I’ve done about seven or eight nights there. A typical day for me is, I’ll come down to the Seaport. I’ll usually do a couple nights together. I’ll check into the hotel that has been provided, which has been very nice. And then I’ll head over to the Convention Center at little before 7 o’clock. When you walk in, you get screened. I’ll go to the locker room, change into my scrubs, and then I’ll head into the floor. The way it’s set up is, in the outside perimeter, you’re not in full protective gear. Everyone is masked and everyone’s been screened to get into that space and there’s a lot of hand washing going on, which is great. But then you have to go in through a donning area where you put on your protective gear. So you put on your gown, your gloves, your mask, and your face shield. And then you head into the hospital zone.
We’ll go in and find the team that we’re assigned to for the night.
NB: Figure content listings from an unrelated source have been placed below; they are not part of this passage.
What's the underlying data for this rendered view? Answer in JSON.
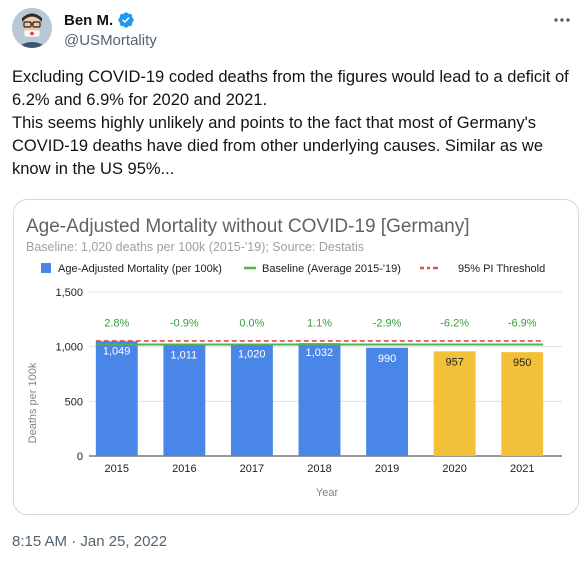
{
  "tweet": {
    "author_name": "Ben M.",
    "handle": "@USMortality",
    "text": "Excluding COVID-19 coded deaths from the figures would lead to a deficit of 6.2% and 6.9% for 2020 and 2021.\nThis seems highly unlikely and points to the fact that most of Germany's COVID-19 deaths have died from other underlying causes. Similar as we know in the US 95%...",
    "timestamp": "8:15 AM · Jan 25, 2022"
  },
  "icons": {
    "verified": "verified-badge-icon",
    "more": "more-options-icon"
  },
  "colors": {
    "bar_normal": "#4a86e8",
    "bar_highlight": "#f3c03a",
    "baseline": "#51b04f",
    "threshold": "#d9534f",
    "delta_text": "#3a9c3a",
    "verified": "#1d9bf0"
  },
  "chart_data": {
    "type": "bar",
    "title": "Age-Adjusted Mortality without COVID-19 [Germany]",
    "subtitle": "Baseline: 1,020 deaths per 100k (2015-'19); Source: Destatis",
    "xlabel": "Year",
    "ylabel": "Deaths per 100k",
    "ylim": [
      0,
      1500
    ],
    "yticks": [
      "0",
      "500",
      "1,000",
      "1,500"
    ],
    "ytick_values": [
      0,
      500,
      1000,
      1500
    ],
    "categories": [
      "2015",
      "2016",
      "2017",
      "2018",
      "2019",
      "2020",
      "2021"
    ],
    "values": [
      1049,
      1011,
      1020,
      1032,
      990,
      957,
      950
    ],
    "value_labels": [
      "1,049",
      "1,011",
      "1,020",
      "1,032",
      "990",
      "957",
      "950"
    ],
    "deltas": [
      "2.8%",
      "-0.9%",
      "0.0%",
      "1.1%",
      "-2.9%",
      "-6.2%",
      "-6.9%"
    ],
    "highlighted": [
      false,
      false,
      false,
      false,
      false,
      true,
      true
    ],
    "baseline": 1020,
    "threshold": 1052,
    "legend": {
      "placement": "top",
      "bars": "Age-Adjusted Mortality (per 100k)",
      "baseline": "Baseline (Average 2015-'19)",
      "threshold": "95% PI Threshold"
    },
    "grid": true
  }
}
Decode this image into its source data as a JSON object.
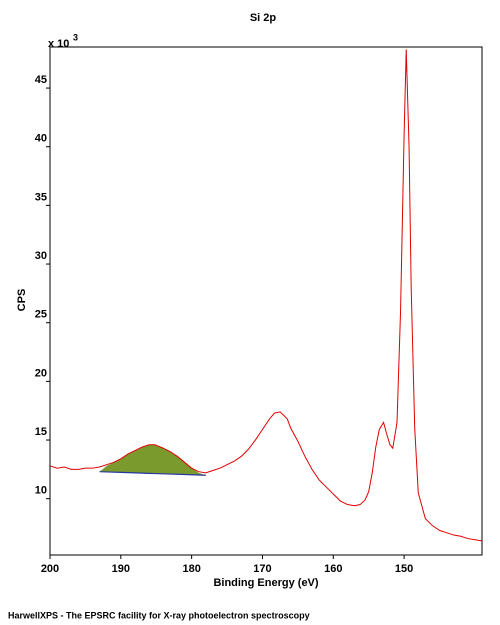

We’ll be told about any patients that might be having trouble or people that we need to keep an eye on. We’ll kind of go through their charts and make sure everything’s okay and, patients that are having trouble, we’ll check in on them and see how they’re doing. That’s another piece that’s a little bit difficult for us. Sometimes you want to go in and chat with them and you can a little bit, but it’s tough when you’re trying to make sure that we’re staying healthy and at a bit of a distance, so you don’t know where the line is sometimes where you’re being nice to the patient and giving them what they need or putting yourself and your team at risk. It’s always a challenge. And then it is medical care. We care for whatever needs arise over the course of the night. We work with the nurses that are there. Sometimes patients will get sick and we have to send them back to the hospital again. Or sometimes we can evaluate them and get some blood work, or get them some medication and help them out. We just stay there through the night and make sure everything goes okay.
All of us still have our day jobs. I’m still delivering babies. There’s always that balance between your day job and this one. So it’s been quite an experience. I’m proud to be there with my colleagues that stepped up to do this. Hopefully we can close it down soon and and get back to normal. But, you know, we’ll just have to deal with what comes our way.